APPEAL from the District Court of the Eighth Judicial District for Kootenai County. Hon. Charles L. Heitman, Judge.
Motion to dismiss appeal from judgment. Motion denied. Motion to dismiss appeal from order taxing costs. Appeal dismissed.
Lynn W. Culp, for Appellants.
Bert A. Reed and Ezra R. Whitla, for Respondent.
Counsel file no briefs.
Respondent moves to dismiss the appeals herein from a judgment and from an order taxing costs.
As to the judgment, the motion is made upon the ground that "`no undertaking has been given upon the appeal from the judgment." The judgment was rendered March 28, 1925, and the order taxing costs was entered June 16, 1925. The appeals were taken by giving one notice of appeal, reciting in separate paragraphs an appeal from the judgment and from the order taxing costs. The undertaking recites:
"Whereas, the plaintiffs . . . . are about to appeal to the Supreme Court of the State of Idaho, from that certain judgment . . . ., and
"Whereas, the said plaintiffs intend to appeal to said Supreme Court from the order of said court . . . . as to that part of said order allowing certain items named in the memorandum of costs and disbursements, and by the plaintiffs moved to be stricken and modified, and taxing costs against the plaintiffs at $147.05;
"Now, Therefore, the said plaintiffs being required to furnish and file an undertaking on appeal, in the sum of Three Hundred Dollars ($300.00) as required by Section 7154 of the Idaho Compiled Statutes, 1919, we, the under-signed sureties, do hereby obligate ourselves jointly and severally to the defendant, The Security Insurance Company of New Haven, Connecticut, a corporation, under said statutory obligation, in the amount of Three Hundred Dollars ($300.00); . . . ."

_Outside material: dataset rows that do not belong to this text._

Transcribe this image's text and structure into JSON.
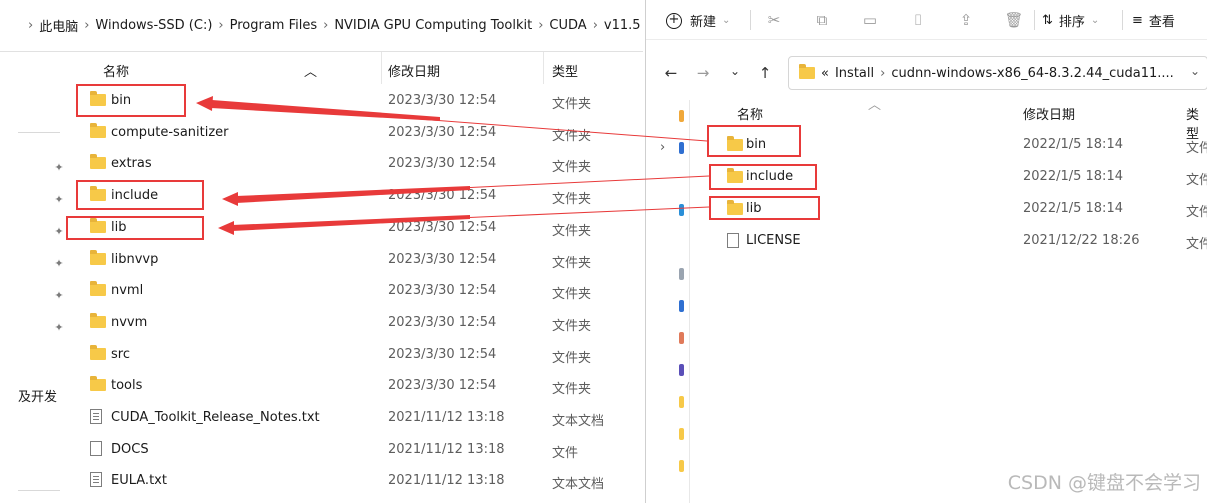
{
  "left_window": {
    "breadcrumb": [
      "此电脑",
      "Windows-SSD (C:)",
      "Program Files",
      "NVIDIA GPU Computing Toolkit",
      "CUDA",
      "v11.5"
    ],
    "nav_text": "及开发",
    "columns": {
      "name": "名称",
      "date": "修改日期",
      "type": "类型"
    },
    "files": [
      {
        "name": "bin",
        "date": "2023/3/30 12:54",
        "type": "文件夹",
        "icon": "folder-icon"
      },
      {
        "name": "compute-sanitizer",
        "date": "2023/3/30 12:54",
        "type": "文件夹",
        "icon": "folder-icon"
      },
      {
        "name": "extras",
        "date": "2023/3/30 12:54",
        "type": "文件夹",
        "icon": "folder-icon"
      },
      {
        "name": "include",
        "date": "2023/3/30 12:54",
        "type": "文件夹",
        "icon": "folder-icon"
      },
      {
        "name": "lib",
        "date": "2023/3/30 12:54",
        "type": "文件夹",
        "icon": "folder-icon"
      },
      {
        "name": "libnvvp",
        "date": "2023/3/30 12:54",
        "type": "文件夹",
        "icon": "folder-icon"
      },
      {
        "name": "nvml",
        "date": "2023/3/30 12:54",
        "type": "文件夹",
        "icon": "folder-icon"
      },
      {
        "name": "nvvm",
        "date": "2023/3/30 12:54",
        "type": "文件夹",
        "icon": "folder-icon"
      },
      {
        "name": "src",
        "date": "2023/3/30 12:54",
        "type": "文件夹",
        "icon": "folder-icon"
      },
      {
        "name": "tools",
        "date": "2023/3/30 12:54",
        "type": "文件夹",
        "icon": "folder-icon"
      },
      {
        "name": "CUDA_Toolkit_Release_Notes.txt",
        "date": "2021/11/12 13:18",
        "type": "文本文档",
        "icon": "text-file-icon"
      },
      {
        "name": "DOCS",
        "date": "2021/11/12 13:18",
        "type": "文件",
        "icon": "file-icon"
      },
      {
        "name": "EULA.txt",
        "date": "2021/11/12 13:18",
        "type": "文本文档",
        "icon": "text-file-icon"
      }
    ]
  },
  "right_window": {
    "toolbar": {
      "new_label": "新建",
      "sort_label": "排序",
      "view_label": "查看"
    },
    "address": {
      "prefix": "«",
      "path": [
        "Install",
        "cudnn-windows-x86_64-8.3.2.44_cuda11...."
      ]
    },
    "columns": {
      "name": "名称",
      "date": "修改日期",
      "type": "类型"
    },
    "files": [
      {
        "name": "bin",
        "date": "2022/1/5 18:14",
        "type": "文件夹",
        "icon": "folder-icon"
      },
      {
        "name": "include",
        "date": "2022/1/5 18:14",
        "type": "文件夹",
        "icon": "folder-icon"
      },
      {
        "name": "lib",
        "date": "2022/1/5 18:14",
        "type": "文件夹",
        "icon": "folder-icon"
      },
      {
        "name": "LICENSE",
        "date": "2021/12/22 18:26",
        "type": "文件",
        "icon": "file-icon"
      }
    ]
  },
  "annotation_color": "#e83a3a",
  "watermark": "CSDN @键盘不会学习"
}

C. S., sec. 7154, provides "that when more than one appeal in the same action, whether from the judgment and an appealable order or orders, or from two or more appealable orders is taken at the same time, but one such undertaking or deposit for damages and costs need be filed or made." This section further provides that if any undertaking be insufficient or defective, such insufficiency or defect is deemed waived unless the respondent, within twenty days after the filing of such undertaking, "shall file and serve . . . . a notice, in writing, pointing out specifically the defects and insufficiencies of such undertaking." No such notice in writing was served in this case, but on April 14, 1926, respondent filed its motion to dismiss as to the judgment for failure to give an undertaking.
C. S., sec. 7236, provides that whenever a party desires to give an undertaking, "it shall be sufficient if the sureties sign an undertaking indicating that they are thereby bound to the obligations of the statute requiring the undertaking to be given." The undertaking in this case complies with that requirement in its recital that the bond is given "as required by Section 7154 of the Idaho Compiled Statutes," the sureties obligating themselves "under said statutory obligation." Read together, C. S., secs. 7236 and 7154 supply the obligations. The undertaking herein was neither insufficient nor defective as a bond on appeal from the judgment, and is not, as contended by respondent, an appeal bond only upon the appeal from the order taxing costs. ( Bain v. Olsen, 36 Idaho 130, 209 P. 721.) The motion to dismiss the appeal from the judgment will, therefore, be denied.
Respondent further moves to dismiss the appeal from the order taxing costs "upon the ground that the purported record herein does not contain any bill of exceptions or certificate showing what, if any, papers were submitted to or considered by the Judge who passed upon said motion retaxing said costs, and said order is an order made after final judgment, appealable in itself, and can only be considered by this court when a proper record is submitted showing the papers that were submitted to, used and considered by, the Judge who passed thereon." This motion is well founded. (C. S., sec. 7164; Rule 24.) The appeal from the order taxing costs is dismissed. No costs allowed.
William A. Lee, C.J., and Wm. E. Lee and Givens, JJ., concur.